-
Bug
-
Resolution: Done
-
Critical
-
ACM 2.16.0
Description of problem:
Fleet virtualization tree view relies on ACM search for showing Clusters -> VM namespaces -> VMs. However search will only populate the tree view data if the user has a ClusterRoleBind that includes all namespaces in VM cluster. This causes issues with the end to end fine grained rbac feature when used with the Fleet virtualization UI, because it forces users to ClusterRoleBind acm-vm-extended:view.
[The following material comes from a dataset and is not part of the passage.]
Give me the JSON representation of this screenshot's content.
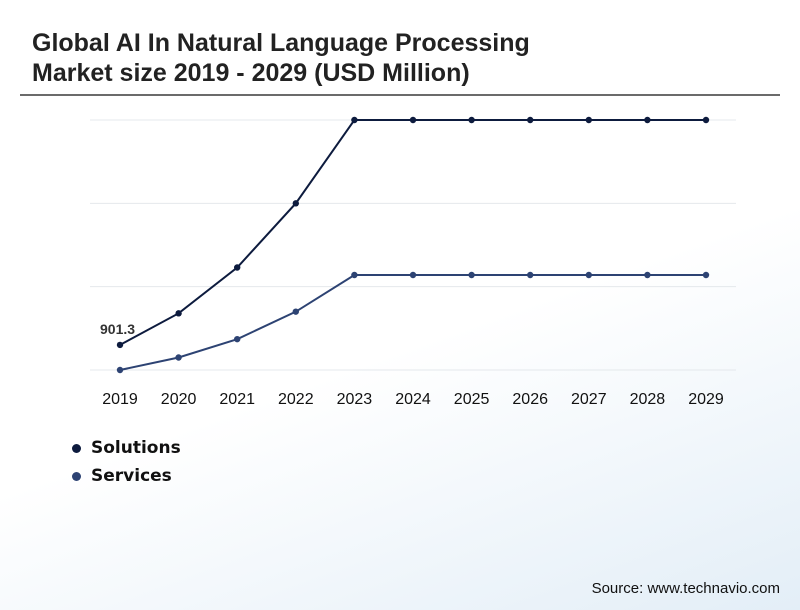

This goes against the principle of least privilege, and will force customers to give extra permissions just to get the tree view to work.
For example, we expected this to be the minimum privilege for viewing VMs in 1 VM namespace:
acm-vm-fleet:view is always needed as ClusterRoleBinding on hub. We expected that one could do a RoleBinding to 1 VM namespace with kubevirt.io:view. However this does not allow the tree view to load:
This behavior differs from 2.15. Search would populate namespaces based on kubevirtprojects response. It seems since we changed to the userpermissions api, search does not do this.
With this current behavior, the least privilege required with the ACM VM roles we currently have is by adding acm-vm-extended:view ClusterRoleBinding on spoke VM cluster:
So this role binding combination is working, however it is not ideal for customers who want to give VM admins the least privilege. If a customer only wants to give minimal access to a VM admin, they now have to give cluster-wide access to acm-vm-extended:view, which would allow access to all pods, nodes, persistentvolumes, pod logs, and a lot more. This seems to go against the main purpose of fine grained rbac, which is the ability to assign the least amount of privileges for a VM admin.
Version-Release number of selected component (if applicable): 2.16.0-232
How reproducible: always
Steps to Reproduce:
- Assign fine grained rbac permissions shown in 1st rbac UI screen shot
- View fleet virtualization tree view
Actual results:
Tree view does not display.
Expected results:
Tree view should display with minimal kubevirt.io permissions, and not require read access to all cluster namespaces.